Corona-Portalpraxen nehmen Arbeit auf

corona Was tun, wenn man an Covid-19 erkrankt ist?

Vogtlandkreis. 

Vogtlandkreis. Die Kassenärztliche Vereinigung Sachsen (KVS) arbeitet mit dem Helios Vogtlandklinikum Plauen angestrengt an der Öffnung einer Corona Portalpraxis in Plauen auf dem Gelände der des in 650-Betten Schwerpunktkrankenhauses in privater Trägerschaft. Die Portalpraxen in den kleineren Regelkrankenhäusern am Klinikum Obergöltzsch Rodewisch und der Paracelsus Klinik Reichenbach arbeiten angestrengt. In Rodewisch und Reichenbach hat man individuelle Lösungen gefunden, welche die Gefahr einer Eintragung der Covid-19-Virusinfektion in die Notaufnahmen oder den klinischen Bereich verhindert. Das Klinikum Obergöltzsch in Rodewisch bietet bereits seit vergangener Woche in einem isolierten Bereich der Notfallambulanz mit gesondertem Zugang sowohl eine telefonische Beratung als auch eine Behandlungsambulanz mit Untersuchungsmöglichkeiten und einer sogenannten Drive In-Abstrichmöglichkeit an. Am Helios Klinikum in Plauen wird die Praxis durch die KVS finanziert und ausgestattet. Der Praxisbetrieb soll durch die niedergelassenen Ärzte des Bereitschaftsdienstbereiches Plauen abgesichert werden.

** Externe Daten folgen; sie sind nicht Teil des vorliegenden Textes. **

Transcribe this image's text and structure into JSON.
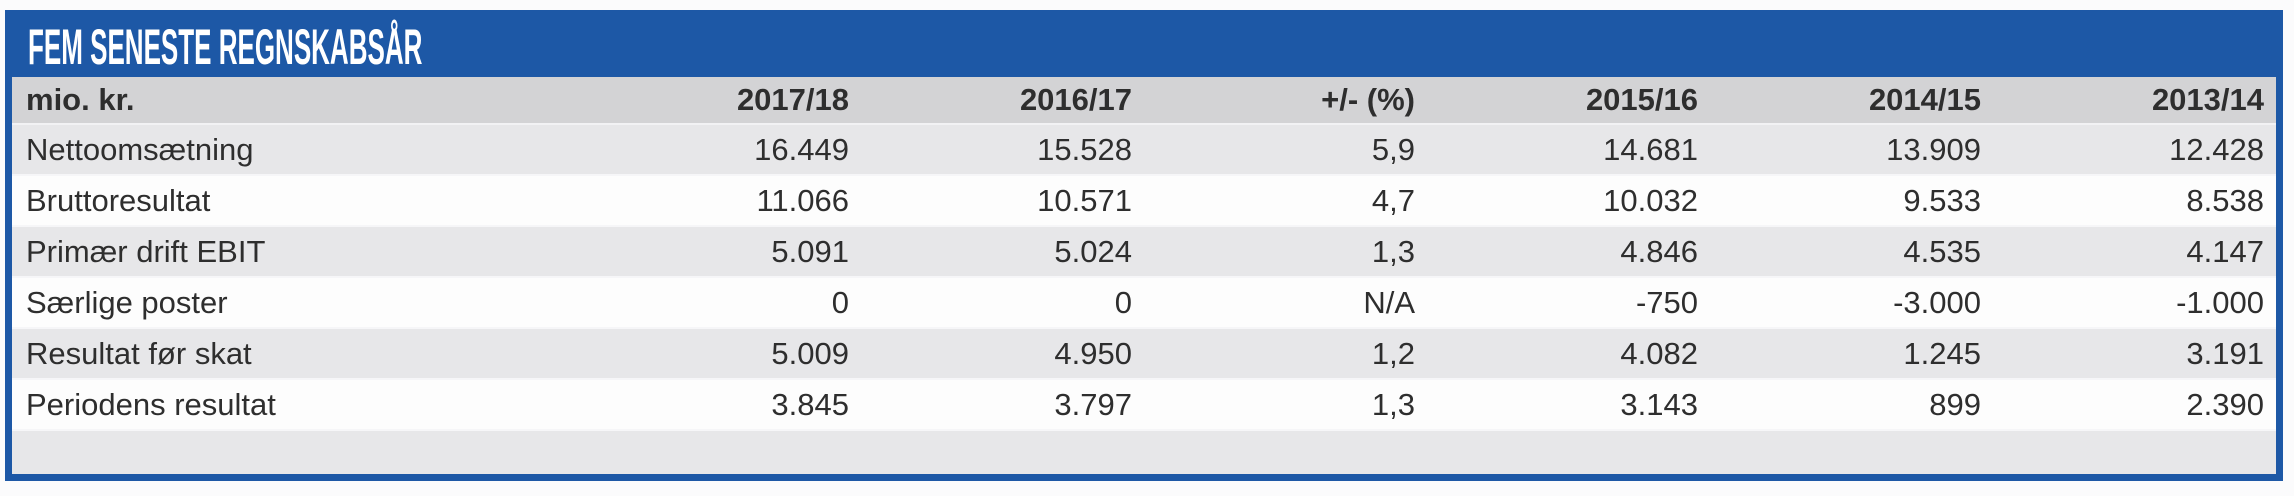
{
  "title": "FEM SENESTE REGNSKABSÅR",
  "colors": {
    "accent-blue": "#1d58a6",
    "header-gray": "#d3d3d5",
    "stripe-gray": "#e7e7e9",
    "row-white": "#fdfdfd",
    "text-dark": "#2e2e2e"
  },
  "chart_data": {
    "type": "table",
    "title": "FEM SENESTE REGNSKABSÅR",
    "unit_label": "mio. kr.",
    "columns": [
      "2017/18",
      "2016/17",
      "+/- (%)",
      "2015/16",
      "2014/15",
      "2013/14"
    ],
    "rows": [
      {
        "label": "Nettoomsætning",
        "values": [
          "16.449",
          "15.528",
          "5,9",
          "14.681",
          "13.909",
          "12.428"
        ]
      },
      {
        "label": "Bruttoresultat",
        "values": [
          "11.066",
          "10.571",
          "4,7",
          "10.032",
          "9.533",
          "8.538"
        ]
      },
      {
        "label": "Primær drift EBIT",
        "values": [
          "5.091",
          "5.024",
          "1,3",
          "4.846",
          "4.535",
          "4.147"
        ]
      },
      {
        "label": "Særlige poster",
        "values": [
          "0",
          "0",
          "N/A",
          "-750",
          "-3.000",
          "-1.000"
        ]
      },
      {
        "label": "Resultat før skat",
        "values": [
          "5.009",
          "4.950",
          "1,2",
          "4.082",
          "1.245",
          "3.191"
        ]
      },
      {
        "label": "Periodens resultat",
        "values": [
          "3.845",
          "3.797",
          "1,3",
          "3.143",
          "899",
          "2.390"
        ]
      }
    ]
  }
}
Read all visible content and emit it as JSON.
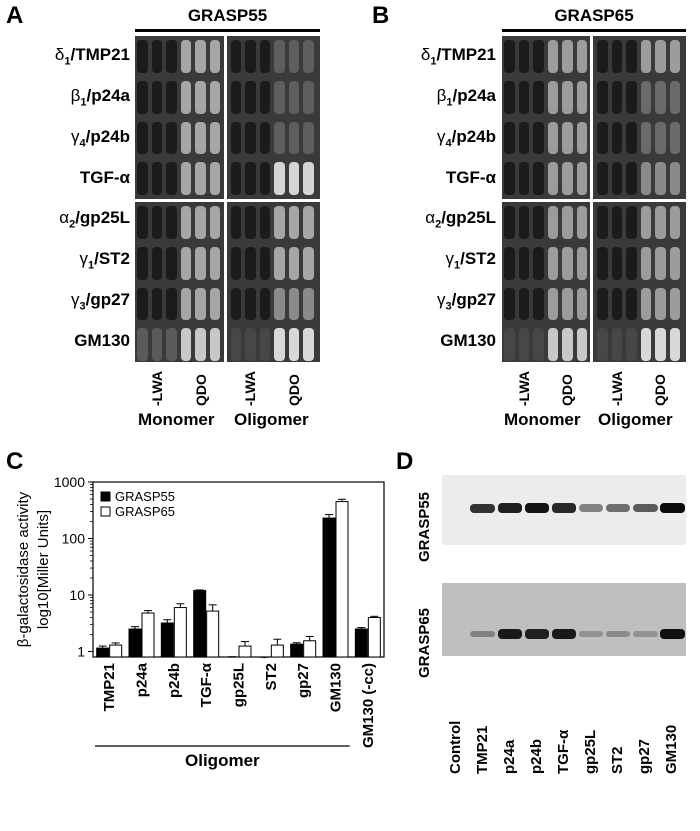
{
  "panels": {
    "A": {
      "letter": "A",
      "title": "GRASP55"
    },
    "B": {
      "letter": "B",
      "title": "GRASP65"
    },
    "C": {
      "letter": "C"
    },
    "D": {
      "letter": "D"
    }
  },
  "yeast_rows": [
    {
      "greek": "δ",
      "sub": "1",
      "name": "/TMP21"
    },
    {
      "greek": "β",
      "sub": "1",
      "name": "/p24a"
    },
    {
      "greek": "γ",
      "sub": "4",
      "name": "/p24b"
    },
    {
      "greek": "",
      "sub": "",
      "name": "TGF-α"
    },
    {
      "greek": "α",
      "sub": "2",
      "name": "/gp25L"
    },
    {
      "greek": "γ",
      "sub": "1",
      "name": "/ST2"
    },
    {
      "greek": "γ",
      "sub": "3",
      "name": "/gp27"
    },
    {
      "greek": "",
      "sub": "",
      "name": "GM130"
    }
  ],
  "yeast_columns": [
    "-LWA",
    "QDO",
    "-LWA",
    "QDO"
  ],
  "conditions": [
    "Monomer",
    "Oligomer"
  ],
  "colors": {
    "grid": "#3a3a3a",
    "dark_colony": "#1c1c1c",
    "light_colony": "#bdbdbd",
    "white_colony": "#e8e8e8"
  },
  "chart_data": {
    "type": "bar",
    "ylabel_line1": "β-galactosidase activity",
    "ylabel_line2": "log10[Miller Units]",
    "yscale": "log",
    "ylim": [
      0.8,
      1000
    ],
    "yticks": [
      "1",
      "10",
      "100",
      "1000"
    ],
    "categories": [
      "TMP21",
      "p24a",
      "p24b",
      "TGF-α",
      "gp25L",
      "ST2",
      "gp27",
      "GM130",
      "GM130 (-cc)"
    ],
    "group_label": "Oligomer",
    "series": [
      {
        "name": "GRASP55",
        "color": "#000000",
        "values": [
          1.15,
          2.5,
          3.2,
          12.0,
          0.78,
          0.76,
          1.35,
          230,
          2.5
        ],
        "errors": [
          0.1,
          0.25,
          0.45,
          0.3,
          0.03,
          0.03,
          0.08,
          35,
          0.15
        ]
      },
      {
        "name": "GRASP65",
        "color": "#ffffff",
        "values": [
          1.3,
          4.8,
          6.0,
          5.2,
          1.25,
          1.3,
          1.55,
          450,
          4.0
        ],
        "errors": [
          0.12,
          0.5,
          1.0,
          1.5,
          0.25,
          0.35,
          0.3,
          45,
          0.2
        ]
      }
    ]
  },
  "western": {
    "blot_labels": [
      "GRASP55",
      "GRASP65"
    ],
    "lanes": [
      "Control",
      "TMP21",
      "p24a",
      "p24b",
      "TGF-α",
      "gp25L",
      "ST2",
      "gp27",
      "GM130"
    ],
    "grasp55_intensity": [
      0.0,
      0.75,
      0.85,
      0.9,
      0.8,
      0.35,
      0.45,
      0.55,
      0.95
    ],
    "grasp65_intensity": [
      0.0,
      0.2,
      0.85,
      0.8,
      0.85,
      0.1,
      0.15,
      0.1,
      0.9
    ]
  }
}
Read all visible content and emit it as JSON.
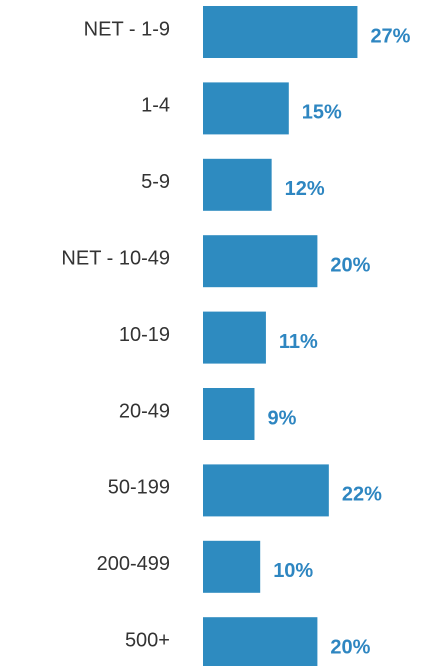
{
  "chart_data": {
    "type": "bar",
    "orientation": "horizontal",
    "categories": [
      "NET - 1-9",
      "1-4",
      "5-9",
      "NET - 10-49",
      "10-19",
      "20-49",
      "50-199",
      "200-499",
      "500+"
    ],
    "values": [
      27,
      15,
      12,
      20,
      11,
      9,
      22,
      10,
      20
    ],
    "value_labels": [
      "27%",
      "15%",
      "12%",
      "20%",
      "11%",
      "9%",
      "22%",
      "10%",
      "20%"
    ],
    "color": "#2e8bc0"
  }
}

Was ist eine Portalpraxis?

In den Portalpraxen soll insbesondere den Patienten unkompliziert geholfen werden, die bei begründetem Verdacht auf eine Covid-19-Infektion und Erkrankungssymptomen keinen Termin bei ihrem Hausarzt wegen Überlastung der Praxis bekommen oder dort nicht behandelt werden können. Das Klinikum Obergöltzsch informiert dazu: "Es geht darum, erkrankten Patienten unkompliziert und schnell zu helfen. Die Hausärzte sind überlastet. Erkrankte brauchen Hilfe und wollen behandelt werden. Wir müssen den Klinikbereich schützen und müssen verhindern, dass infizierte Patienten Notaufnahmen und Klinikbereiche lahm legen." Für das obere Vogtland wird angestrengt durch die Landkreisverwaltung nach einer Lösung gesucht. Gemeinsam mit dem Rettungszweckverband und der Paracelsusklinik Adorf/Schöneck soll auch hier für die Region eine Anlaufstelle für begründete Verdachtsfälle eingerichtet werden.

Bei Corona-Verdacht unbedingt erst anrufen

In der Regel vermitteln die Hausärzte oder der Bereitschaftsdienst der Kassenärzte (Telefon 116117) die Bürger in die Praxen. Zu empfehlen ist eine telefonische Voranmeldung durch die Patienten, da bereits auf diesem Wege häufig gestellte Fragen abgeklärt werden können und unnötiger Kontakt vermieden wird. Behandelt und getestet werden begründete Covid-19-Verdachtsfälle. Das sind Patienten mit Erkrankungssymptomen, Rückkehrer aus einem Risikogebiet oder Patienten mit Kontakt zu einem Covid-19-Infizierten. Ausschlaggebend sind hier die Empfehlungen des Robert-Koch-Institutes, welche auf Bundesebene gelten und strikt eingehalten werden müssen. Die Portalpraxen sind keine Untersuchungs- oder Teststellen für nicht Erkrankte. Unbegründeten Wünschen nach einem Test kann aus Kapazitätsgründen nicht entsprochen werden.